Высокая температура, восторженный тон письма поражают. Чехову это мало свойственно — но он был еще очень молод и дело касалось самого для него важного: литературы. Есть взгляд, что он не был человеком больших чувств. Что касается дружбы, любви, это в общем верно. Но не литературы. В нее он входил медленно, с колебаниями, с неуверенной скромностью, в известную же минуту, назначенную каждому настоящему писателю, она ослепила его и заняла всю душу: конечно, семья — «папаша», «мамаша», братцы, сестра оставались, оставалась какая-то, нам неизвестная, мужская жизнь, но всё это на третьем месте. Чехов никак не похож на Флобера, кроме единственной черты: если бы ему предстоял выбор между любимой женщиной и литературой, он и не оглянулся бы. У Флобера в молодые годы была Луиза Колэ, которая мешала его литературе — он и разошелся с ней, но всё же не так просто. В молодых годах Чехова никакой Колэ вообще не видно. Видно одно: писание. Всё к этому сводится, остальное придаток. В «Скучной истории» профессор говорит, что судьбы костного мозга интересуют его больше, чем цель мироздания. Чехова по-настоящему занимало лишь то, как построить рассказ, как получше написать фразу. (В то глухое время чуть ли не один он и мог говорить, заботиться о музыкальной стороне прозы. Флобера он узнал позже, будто бы ценил. Вряд ли, однако, читал по-французски — русские же переводы Флобера в XIX веке были ужасны, о звуке флоберовской фразы ничего не говорили. Чехов и тут, как во всем, шел одиноко).

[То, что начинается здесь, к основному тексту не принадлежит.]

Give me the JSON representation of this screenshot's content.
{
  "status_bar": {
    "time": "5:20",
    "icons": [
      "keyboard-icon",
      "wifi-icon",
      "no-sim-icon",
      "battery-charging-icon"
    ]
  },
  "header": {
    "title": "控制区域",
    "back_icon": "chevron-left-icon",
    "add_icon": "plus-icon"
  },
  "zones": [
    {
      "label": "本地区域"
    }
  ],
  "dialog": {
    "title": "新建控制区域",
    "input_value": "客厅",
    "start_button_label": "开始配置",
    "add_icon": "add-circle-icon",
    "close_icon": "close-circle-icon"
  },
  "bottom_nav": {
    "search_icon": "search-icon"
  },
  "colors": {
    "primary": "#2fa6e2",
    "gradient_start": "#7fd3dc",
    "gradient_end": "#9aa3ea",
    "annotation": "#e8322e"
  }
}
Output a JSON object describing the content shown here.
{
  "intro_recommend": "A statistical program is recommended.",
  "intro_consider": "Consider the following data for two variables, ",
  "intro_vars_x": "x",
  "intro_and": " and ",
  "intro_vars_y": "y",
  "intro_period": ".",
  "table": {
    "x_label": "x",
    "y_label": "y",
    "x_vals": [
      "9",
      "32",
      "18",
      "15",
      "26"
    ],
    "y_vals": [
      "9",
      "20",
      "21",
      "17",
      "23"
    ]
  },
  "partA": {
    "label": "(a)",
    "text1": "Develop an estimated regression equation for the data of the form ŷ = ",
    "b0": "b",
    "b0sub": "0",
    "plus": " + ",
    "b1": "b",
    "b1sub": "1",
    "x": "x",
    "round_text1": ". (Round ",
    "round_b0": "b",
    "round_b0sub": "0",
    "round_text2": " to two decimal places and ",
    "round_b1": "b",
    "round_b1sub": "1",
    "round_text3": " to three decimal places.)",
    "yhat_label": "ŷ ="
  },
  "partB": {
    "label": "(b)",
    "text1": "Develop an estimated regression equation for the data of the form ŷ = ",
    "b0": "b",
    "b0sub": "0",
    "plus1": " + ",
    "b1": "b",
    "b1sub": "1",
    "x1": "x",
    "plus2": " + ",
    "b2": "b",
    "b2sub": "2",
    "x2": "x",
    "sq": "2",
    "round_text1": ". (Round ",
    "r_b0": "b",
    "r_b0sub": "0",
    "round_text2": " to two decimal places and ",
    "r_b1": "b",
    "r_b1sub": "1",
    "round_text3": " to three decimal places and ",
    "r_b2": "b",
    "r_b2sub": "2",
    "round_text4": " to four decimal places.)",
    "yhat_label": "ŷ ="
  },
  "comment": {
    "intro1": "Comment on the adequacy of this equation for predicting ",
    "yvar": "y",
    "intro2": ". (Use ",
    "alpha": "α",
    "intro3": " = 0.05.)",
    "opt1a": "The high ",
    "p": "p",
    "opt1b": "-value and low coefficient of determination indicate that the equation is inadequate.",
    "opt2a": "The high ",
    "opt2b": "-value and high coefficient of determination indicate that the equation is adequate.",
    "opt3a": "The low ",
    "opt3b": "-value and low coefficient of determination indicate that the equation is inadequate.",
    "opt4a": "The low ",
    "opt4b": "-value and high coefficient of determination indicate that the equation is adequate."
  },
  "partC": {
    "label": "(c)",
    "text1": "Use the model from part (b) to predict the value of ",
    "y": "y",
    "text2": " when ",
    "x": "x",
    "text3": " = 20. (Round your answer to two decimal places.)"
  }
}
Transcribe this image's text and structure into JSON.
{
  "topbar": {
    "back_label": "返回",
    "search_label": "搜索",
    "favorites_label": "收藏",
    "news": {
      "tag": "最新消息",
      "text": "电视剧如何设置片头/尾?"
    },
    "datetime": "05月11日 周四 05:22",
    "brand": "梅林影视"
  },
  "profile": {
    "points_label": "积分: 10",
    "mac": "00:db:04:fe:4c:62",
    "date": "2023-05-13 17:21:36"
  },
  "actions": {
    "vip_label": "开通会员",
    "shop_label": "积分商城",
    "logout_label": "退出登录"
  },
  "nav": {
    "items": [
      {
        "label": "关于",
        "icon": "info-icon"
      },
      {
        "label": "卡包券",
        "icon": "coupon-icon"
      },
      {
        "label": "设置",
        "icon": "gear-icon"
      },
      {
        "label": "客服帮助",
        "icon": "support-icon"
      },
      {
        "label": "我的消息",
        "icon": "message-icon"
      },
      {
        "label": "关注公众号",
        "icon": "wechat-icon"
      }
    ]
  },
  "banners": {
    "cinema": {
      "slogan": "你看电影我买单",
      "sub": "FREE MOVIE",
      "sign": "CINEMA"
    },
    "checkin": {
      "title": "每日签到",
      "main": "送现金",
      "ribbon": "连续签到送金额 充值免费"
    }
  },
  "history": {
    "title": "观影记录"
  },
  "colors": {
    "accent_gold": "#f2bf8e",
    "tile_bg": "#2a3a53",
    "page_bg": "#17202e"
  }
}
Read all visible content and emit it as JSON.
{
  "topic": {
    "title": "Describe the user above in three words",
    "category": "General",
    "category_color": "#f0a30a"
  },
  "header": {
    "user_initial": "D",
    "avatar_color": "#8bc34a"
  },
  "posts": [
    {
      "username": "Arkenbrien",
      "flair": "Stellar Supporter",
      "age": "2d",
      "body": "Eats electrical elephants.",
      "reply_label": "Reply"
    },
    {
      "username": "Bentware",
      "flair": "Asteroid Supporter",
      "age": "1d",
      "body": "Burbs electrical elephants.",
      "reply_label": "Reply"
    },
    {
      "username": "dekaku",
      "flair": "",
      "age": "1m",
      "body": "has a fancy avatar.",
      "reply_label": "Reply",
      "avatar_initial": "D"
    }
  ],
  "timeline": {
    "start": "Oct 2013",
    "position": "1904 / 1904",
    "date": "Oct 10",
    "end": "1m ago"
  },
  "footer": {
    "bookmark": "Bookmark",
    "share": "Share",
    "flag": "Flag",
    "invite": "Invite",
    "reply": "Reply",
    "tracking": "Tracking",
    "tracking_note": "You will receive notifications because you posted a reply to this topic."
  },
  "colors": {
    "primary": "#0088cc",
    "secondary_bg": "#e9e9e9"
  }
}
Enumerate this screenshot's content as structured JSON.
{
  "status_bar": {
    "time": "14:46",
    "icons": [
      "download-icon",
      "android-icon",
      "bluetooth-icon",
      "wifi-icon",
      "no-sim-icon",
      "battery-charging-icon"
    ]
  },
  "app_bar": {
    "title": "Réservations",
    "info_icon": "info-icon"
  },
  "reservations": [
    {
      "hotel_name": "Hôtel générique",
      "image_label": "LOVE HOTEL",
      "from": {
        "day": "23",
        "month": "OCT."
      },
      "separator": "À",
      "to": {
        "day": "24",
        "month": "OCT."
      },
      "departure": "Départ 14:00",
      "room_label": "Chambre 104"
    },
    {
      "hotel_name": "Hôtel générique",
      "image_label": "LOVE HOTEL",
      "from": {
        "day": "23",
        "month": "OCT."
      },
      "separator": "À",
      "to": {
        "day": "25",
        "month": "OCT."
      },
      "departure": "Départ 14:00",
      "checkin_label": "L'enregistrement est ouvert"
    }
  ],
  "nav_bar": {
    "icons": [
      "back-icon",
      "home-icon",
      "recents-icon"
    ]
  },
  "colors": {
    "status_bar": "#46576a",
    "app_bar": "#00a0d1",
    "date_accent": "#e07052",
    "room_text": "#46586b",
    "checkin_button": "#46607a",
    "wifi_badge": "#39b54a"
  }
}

С осени 1886 года поселился он в двухэтажном особнячке на Кудринской Садовой, недалеко от Кудринской площади. По снимку без труда узнаешь этот дом доморощенной архитектуры с шестиугольными как бы башнями-выступами фасада в палисадник. Кажется, были там прослойки красного кирпича, во всяком случае что-то цветистое, с зеленой крышей, для пестрой Москвы подходящее. Садовая была тогда действительно в садах, т. е. перед домами тянулись сплошные палисадники, кое-где в них кусты, деревца, цветы. Так вокруг всей Москвы (Садовая кольцеобразна, как бы внешние бульвары Парижа).
Дом принадлежал доктору Корнееву, знакомому Чехова. Кабинет в первом этаже, во втором другие комнаты, гостиная, в ней пианино. Там же собиралась молодежь, бывало весело и шумно. Места достаточно, вся семья устроена прилично.
В этом доме на Кудрине началась большая литература Чехова. Тут он прожил несколько лет, рос художнически, тут же всё сильней под здоровой наружностью, среди шуточек и острот накоплялось другое, о чем он не говорил, но оно всё настойчивее само заговаривало в писании его. «Есть счастье, а что с него толку, если оно в земле зарыто?» это говорит старик-пастух в степи — разговор идет о кладе. Есть какой-то клад, зарыт здесь, а где — неизвестно. («Счастье»). Найти бы его, да вот не выходит.
В очаровательной «Свирели» тоже пастух, но пейзаж иной. Осень, накрапывает дождик. И тоже объездчик, отличное у него имя: Мелитон. Разговор меланхолический.
— «Лет сорок я примечаю из года в год Божьи дела и так понимаю, что всё к одному клонится.
— К чему?
— К худу, паря. Надо думать, к гибели. Пришла пора Божьему миру погибать».
Пастух этот, Лука Бедный, жалеет мир.
— «Земля, лес, небо... тварь всякая — всё ведь это сотворено, приспособлено, во всем умственность есть. Пропадет всё ни за грош. А пуще всего людей жалко».